Dass Bundeskanzler Friedrich Merz sich nach seinem Besuch nun so despektierlich über Belém geäußert hat, hat viele Menschen in Brasilien getroffen und verärgert.
Ich bin täglich mit meinem Kollegen Carsten Schneider in Kontakt, der für die zweite Woche der Konferenz nach Belém gereist ist. Er hat mir weiter von guter Stimmung erzählt, auch weil Deutschland nun eine feste Zusage geben konnte für den Schutz des Regenwaldes. Die tropischen Regenwälder sind die grüne Lunge unserer Welt. Und das Klima macht nicht an Grenzen Halt. Daher unterstützt die Bundesregierung die innovative Idee von Brasilien zum Schutz der Wälder. Deutschland wird den Regenwald-Fonds TFFF für die nächsten zehn Jahre mit einer Milliarde Euro mitfinanzieren.
Die USA haben den Großteil ihrer Entwicklungshilfe gestrichen. Können Sie erklären, wie sich das auf den Klimaschutz auswirkt?

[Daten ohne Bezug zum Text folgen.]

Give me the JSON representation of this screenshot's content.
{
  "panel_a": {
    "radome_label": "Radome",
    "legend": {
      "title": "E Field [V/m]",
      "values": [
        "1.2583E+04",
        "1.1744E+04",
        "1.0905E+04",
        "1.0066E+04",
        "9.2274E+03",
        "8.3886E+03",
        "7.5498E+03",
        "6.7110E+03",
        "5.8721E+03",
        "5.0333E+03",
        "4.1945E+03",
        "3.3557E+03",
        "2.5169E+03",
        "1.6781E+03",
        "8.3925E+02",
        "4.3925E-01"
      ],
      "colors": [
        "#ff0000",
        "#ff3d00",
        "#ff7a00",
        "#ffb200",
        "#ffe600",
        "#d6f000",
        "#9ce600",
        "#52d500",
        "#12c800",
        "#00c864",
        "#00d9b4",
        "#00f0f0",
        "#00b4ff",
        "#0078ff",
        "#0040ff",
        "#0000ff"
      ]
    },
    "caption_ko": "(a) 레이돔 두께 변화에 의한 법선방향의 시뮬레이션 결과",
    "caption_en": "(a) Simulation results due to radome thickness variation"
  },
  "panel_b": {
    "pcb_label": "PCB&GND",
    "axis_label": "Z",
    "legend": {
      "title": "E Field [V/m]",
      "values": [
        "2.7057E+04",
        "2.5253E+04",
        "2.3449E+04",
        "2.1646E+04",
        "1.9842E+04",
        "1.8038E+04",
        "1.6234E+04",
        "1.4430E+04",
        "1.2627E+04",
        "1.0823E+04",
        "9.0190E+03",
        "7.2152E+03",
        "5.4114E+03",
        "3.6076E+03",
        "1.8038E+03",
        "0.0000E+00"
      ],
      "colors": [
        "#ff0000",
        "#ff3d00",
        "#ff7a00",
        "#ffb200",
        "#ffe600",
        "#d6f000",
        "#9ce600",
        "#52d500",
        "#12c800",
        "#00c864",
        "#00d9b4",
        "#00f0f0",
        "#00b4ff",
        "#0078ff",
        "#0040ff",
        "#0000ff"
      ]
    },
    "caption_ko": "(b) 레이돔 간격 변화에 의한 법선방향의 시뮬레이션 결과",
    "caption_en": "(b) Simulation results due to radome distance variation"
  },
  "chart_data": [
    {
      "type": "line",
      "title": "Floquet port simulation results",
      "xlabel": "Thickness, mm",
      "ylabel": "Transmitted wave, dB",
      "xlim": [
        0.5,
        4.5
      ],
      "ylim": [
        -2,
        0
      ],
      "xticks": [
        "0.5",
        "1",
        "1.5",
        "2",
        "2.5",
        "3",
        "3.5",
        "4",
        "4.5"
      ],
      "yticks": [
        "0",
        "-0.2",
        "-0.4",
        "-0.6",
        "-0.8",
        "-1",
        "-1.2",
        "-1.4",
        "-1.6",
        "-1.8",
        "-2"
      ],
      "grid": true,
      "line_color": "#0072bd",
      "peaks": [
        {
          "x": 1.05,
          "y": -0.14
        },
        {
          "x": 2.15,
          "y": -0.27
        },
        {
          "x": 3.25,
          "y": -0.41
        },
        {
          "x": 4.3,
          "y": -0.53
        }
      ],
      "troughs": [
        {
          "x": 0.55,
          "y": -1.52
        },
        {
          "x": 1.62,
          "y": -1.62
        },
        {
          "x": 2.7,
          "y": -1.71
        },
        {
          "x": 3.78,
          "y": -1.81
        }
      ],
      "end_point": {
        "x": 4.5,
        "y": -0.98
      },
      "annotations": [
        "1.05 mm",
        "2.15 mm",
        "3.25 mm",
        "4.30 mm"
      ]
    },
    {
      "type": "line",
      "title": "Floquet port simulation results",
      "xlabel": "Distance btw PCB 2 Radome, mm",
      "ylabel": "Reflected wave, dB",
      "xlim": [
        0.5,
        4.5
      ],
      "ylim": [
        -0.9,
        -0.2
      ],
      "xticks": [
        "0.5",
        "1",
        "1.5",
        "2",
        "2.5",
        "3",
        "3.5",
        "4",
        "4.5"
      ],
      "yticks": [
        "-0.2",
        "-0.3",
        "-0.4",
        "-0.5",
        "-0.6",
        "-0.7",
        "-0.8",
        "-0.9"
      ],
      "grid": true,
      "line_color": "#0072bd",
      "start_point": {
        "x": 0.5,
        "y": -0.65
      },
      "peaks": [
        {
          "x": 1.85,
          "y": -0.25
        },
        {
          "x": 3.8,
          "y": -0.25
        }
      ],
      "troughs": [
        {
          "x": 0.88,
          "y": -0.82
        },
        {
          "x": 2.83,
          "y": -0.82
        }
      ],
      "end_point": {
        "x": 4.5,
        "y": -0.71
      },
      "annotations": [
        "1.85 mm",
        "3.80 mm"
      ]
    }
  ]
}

Die USA haben sich ja nicht nur aus der Entwicklungszusammenarbeit zurückgezogen, sondern auch aus dem Pariser Klimaabkommen. Das trifft nicht zuletzt auch die Klimafinanzierung hart. Und es kommt hinzu, dass die Kürzungen der Entwicklungszusammenarbeit vor allem die Länder des Globalen Südens treffen, die gleichzeitig besonders unter der Klimakrise leiden – obwohl sie am wenigsten dazu beigetragen haben. Und wenn in diesen Ländern nun Geld wegfällt, dann hat das vor Ort auch Folgen für den Klimaschutz. Das verschärft das Problem. Klimaschutz ist Armutsbekämpfung.
Haben Sie denn den Eindruck, dass Sie in diesem halben Jahr die Kritiker der Entwicklungszusammenarbeit irgendwie beeindrucken konnten – zumindest so, dass sie die Existenz Ihres Hauses nicht mehr infrage stellen?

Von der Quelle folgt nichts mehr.